For many drugs, sufficient information is available in the scientific literature and within regulatory filings to estimate the upper bound of environmental concentrations and most probable mechanisms of environmental toxicity. Although these estimates involve large confidence intervals, they are quickly and cheaply produced and are probably the best available criteria for prioritizing drugs for more expensive direct tests of environmental impact.

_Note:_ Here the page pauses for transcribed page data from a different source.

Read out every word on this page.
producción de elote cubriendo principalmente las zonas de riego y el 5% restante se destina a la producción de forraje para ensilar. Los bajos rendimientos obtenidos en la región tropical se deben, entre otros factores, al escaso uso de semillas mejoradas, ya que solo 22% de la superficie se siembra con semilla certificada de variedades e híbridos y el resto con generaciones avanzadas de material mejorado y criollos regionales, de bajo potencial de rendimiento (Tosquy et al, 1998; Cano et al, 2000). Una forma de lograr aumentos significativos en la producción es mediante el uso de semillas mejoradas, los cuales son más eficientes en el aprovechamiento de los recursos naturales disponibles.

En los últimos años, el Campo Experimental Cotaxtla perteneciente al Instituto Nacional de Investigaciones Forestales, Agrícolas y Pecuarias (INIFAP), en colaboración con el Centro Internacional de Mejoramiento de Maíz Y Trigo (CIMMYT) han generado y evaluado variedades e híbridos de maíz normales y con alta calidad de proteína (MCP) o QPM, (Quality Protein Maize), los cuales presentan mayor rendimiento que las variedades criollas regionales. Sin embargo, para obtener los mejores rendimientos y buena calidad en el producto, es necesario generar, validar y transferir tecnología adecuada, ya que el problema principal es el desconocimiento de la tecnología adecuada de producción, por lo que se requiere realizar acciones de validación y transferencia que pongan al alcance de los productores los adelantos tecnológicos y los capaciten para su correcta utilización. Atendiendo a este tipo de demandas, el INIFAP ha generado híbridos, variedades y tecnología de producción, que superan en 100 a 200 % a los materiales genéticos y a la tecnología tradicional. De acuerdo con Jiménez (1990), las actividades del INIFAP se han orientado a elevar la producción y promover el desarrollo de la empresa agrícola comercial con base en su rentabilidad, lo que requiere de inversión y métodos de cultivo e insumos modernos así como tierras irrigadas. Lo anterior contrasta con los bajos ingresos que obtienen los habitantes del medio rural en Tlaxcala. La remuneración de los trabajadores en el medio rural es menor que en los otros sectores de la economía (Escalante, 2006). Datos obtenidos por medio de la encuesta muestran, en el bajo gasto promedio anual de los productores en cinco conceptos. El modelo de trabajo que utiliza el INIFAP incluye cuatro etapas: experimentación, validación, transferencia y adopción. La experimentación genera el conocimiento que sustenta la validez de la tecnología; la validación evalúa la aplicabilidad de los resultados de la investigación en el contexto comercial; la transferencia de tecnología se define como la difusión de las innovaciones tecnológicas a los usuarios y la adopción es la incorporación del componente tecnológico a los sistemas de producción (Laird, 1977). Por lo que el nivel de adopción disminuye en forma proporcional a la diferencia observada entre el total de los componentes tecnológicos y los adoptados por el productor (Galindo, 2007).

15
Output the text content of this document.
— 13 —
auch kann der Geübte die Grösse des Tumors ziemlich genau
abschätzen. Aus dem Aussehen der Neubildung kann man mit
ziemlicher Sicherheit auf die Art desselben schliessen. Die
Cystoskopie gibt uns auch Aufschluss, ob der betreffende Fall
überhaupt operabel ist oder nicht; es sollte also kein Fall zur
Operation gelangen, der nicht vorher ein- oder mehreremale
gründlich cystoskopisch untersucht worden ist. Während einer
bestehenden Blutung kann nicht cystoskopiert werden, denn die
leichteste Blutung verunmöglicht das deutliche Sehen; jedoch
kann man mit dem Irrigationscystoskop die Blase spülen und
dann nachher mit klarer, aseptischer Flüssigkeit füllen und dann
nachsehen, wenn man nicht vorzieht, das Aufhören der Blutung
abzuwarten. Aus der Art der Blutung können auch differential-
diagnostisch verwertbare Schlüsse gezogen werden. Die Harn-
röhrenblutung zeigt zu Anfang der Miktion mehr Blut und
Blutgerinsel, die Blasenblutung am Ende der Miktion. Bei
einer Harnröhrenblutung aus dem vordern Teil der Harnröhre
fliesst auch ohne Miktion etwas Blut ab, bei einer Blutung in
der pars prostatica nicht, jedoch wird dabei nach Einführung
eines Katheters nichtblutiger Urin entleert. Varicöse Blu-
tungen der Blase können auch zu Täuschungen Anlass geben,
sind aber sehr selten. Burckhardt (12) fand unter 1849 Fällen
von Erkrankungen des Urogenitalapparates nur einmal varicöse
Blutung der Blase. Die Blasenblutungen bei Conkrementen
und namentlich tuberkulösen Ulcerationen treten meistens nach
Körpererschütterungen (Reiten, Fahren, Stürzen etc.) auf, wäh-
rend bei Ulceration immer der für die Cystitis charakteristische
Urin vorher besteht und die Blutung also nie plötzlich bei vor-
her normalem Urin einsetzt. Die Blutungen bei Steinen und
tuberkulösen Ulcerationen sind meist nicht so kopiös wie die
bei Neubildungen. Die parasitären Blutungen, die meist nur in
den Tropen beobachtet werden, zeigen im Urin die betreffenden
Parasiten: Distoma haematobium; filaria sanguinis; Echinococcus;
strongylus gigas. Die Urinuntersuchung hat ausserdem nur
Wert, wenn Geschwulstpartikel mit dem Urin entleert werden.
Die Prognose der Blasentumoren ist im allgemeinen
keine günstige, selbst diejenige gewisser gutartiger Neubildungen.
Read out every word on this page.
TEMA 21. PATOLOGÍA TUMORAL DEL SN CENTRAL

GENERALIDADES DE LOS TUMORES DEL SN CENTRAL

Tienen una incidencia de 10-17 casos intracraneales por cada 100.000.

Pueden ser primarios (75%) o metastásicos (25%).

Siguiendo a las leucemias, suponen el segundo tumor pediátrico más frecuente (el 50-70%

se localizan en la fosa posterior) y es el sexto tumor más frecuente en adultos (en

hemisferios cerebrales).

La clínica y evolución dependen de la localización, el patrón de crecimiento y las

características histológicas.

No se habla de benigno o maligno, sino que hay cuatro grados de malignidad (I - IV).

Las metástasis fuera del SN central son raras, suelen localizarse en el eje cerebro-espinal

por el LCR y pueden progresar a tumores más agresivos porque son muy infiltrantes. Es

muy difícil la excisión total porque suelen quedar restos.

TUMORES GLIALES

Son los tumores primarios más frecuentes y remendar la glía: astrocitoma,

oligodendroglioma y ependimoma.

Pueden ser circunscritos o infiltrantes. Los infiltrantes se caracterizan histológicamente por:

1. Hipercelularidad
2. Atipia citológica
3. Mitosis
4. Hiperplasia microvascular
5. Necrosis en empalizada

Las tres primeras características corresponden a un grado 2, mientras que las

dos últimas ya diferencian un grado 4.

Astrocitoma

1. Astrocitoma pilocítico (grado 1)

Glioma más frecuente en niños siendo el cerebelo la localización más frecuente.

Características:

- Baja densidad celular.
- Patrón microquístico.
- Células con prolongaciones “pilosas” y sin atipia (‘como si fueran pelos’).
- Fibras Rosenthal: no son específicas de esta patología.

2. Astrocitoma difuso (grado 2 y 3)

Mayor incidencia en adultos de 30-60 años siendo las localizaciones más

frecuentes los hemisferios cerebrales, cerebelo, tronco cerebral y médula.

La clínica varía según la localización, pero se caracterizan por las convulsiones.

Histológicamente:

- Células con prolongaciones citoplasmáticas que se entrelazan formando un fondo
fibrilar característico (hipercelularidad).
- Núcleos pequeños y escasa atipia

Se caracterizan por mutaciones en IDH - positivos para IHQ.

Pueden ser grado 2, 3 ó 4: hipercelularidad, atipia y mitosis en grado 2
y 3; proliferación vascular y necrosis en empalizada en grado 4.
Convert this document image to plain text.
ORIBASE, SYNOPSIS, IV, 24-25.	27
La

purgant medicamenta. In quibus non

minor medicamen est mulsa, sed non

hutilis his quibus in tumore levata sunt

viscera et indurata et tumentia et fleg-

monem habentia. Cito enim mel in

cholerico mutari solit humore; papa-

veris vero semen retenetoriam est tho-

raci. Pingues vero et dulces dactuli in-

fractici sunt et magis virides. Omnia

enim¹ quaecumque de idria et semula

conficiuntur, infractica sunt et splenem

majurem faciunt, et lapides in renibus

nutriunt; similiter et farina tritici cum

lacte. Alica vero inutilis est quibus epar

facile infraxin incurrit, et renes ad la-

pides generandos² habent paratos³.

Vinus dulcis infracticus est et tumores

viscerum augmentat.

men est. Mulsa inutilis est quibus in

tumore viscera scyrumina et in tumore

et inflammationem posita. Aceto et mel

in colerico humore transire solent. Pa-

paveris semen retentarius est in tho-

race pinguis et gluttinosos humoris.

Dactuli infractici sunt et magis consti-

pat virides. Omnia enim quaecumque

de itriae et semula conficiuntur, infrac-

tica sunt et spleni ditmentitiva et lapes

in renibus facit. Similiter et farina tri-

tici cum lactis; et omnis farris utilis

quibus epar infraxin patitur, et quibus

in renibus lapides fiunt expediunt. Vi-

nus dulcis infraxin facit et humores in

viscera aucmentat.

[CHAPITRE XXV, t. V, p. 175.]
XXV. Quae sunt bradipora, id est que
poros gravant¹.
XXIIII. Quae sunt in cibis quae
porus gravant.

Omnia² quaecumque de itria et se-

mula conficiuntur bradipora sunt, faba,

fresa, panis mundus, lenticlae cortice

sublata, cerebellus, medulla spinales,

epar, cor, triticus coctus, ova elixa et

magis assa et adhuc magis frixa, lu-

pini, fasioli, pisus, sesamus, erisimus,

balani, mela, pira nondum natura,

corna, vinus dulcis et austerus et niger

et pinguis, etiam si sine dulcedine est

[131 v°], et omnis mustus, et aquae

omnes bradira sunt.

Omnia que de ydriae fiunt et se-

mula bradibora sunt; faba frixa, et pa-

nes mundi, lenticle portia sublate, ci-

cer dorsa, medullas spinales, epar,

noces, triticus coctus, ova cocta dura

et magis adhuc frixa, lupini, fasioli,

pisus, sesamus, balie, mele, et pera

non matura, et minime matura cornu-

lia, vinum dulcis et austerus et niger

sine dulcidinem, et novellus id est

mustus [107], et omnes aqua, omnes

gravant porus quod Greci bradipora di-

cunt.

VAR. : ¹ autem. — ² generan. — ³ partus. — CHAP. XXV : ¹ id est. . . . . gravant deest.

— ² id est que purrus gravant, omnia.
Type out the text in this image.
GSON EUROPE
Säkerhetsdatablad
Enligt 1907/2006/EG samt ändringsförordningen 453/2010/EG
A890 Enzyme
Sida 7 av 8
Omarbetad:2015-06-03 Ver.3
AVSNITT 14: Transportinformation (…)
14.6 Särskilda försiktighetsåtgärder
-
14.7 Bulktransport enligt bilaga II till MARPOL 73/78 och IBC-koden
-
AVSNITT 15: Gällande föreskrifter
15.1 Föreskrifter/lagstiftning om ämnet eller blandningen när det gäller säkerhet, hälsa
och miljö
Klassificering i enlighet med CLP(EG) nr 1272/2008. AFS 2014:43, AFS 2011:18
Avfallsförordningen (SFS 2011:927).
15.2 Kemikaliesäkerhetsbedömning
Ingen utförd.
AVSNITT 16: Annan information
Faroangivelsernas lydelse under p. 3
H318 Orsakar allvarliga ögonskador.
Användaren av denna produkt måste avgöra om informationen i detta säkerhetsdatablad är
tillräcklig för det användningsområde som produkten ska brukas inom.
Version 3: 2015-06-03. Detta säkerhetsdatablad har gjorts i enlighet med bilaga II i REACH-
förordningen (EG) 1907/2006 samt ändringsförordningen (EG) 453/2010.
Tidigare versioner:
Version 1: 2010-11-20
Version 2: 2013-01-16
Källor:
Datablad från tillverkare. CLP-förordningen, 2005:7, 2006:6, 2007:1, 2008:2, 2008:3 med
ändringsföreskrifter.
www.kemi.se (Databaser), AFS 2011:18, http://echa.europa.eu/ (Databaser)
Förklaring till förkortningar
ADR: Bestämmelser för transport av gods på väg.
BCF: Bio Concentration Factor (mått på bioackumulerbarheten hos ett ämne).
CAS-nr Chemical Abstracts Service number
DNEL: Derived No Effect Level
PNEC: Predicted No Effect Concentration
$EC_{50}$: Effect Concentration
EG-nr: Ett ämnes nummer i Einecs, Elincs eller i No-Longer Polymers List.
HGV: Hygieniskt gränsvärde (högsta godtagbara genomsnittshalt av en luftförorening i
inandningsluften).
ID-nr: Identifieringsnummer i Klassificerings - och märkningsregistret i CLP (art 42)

This research project describes a new method similar to that employed by the European Union and by the U.S. Food and Drug Administration for estimating risks of human prescription pharmaceuticals based on information found in regulatory filings, as well as scientific and trade literature. Available data on usage patterns, metabolic transformation, and physical/chemical properties are fed into models of dilution, degradation, partition between matrices, and bioavailability to estimate effective environmental concentrations. Available data on mechanisms of action and modes of toxicity are considered together with cursory phylogenetic analysis to estimate the sensitivity of select native organisms to the estimated highest likely environmental concentrations of each drug.
Scores produced by this procedure will be used to prioritize pharmaceuticals for more detailed analytical and toxicological followup. The potential application of modified versions of this method to over-the-counter pharmaceuticals and veterinary pharmaceuticals also is described.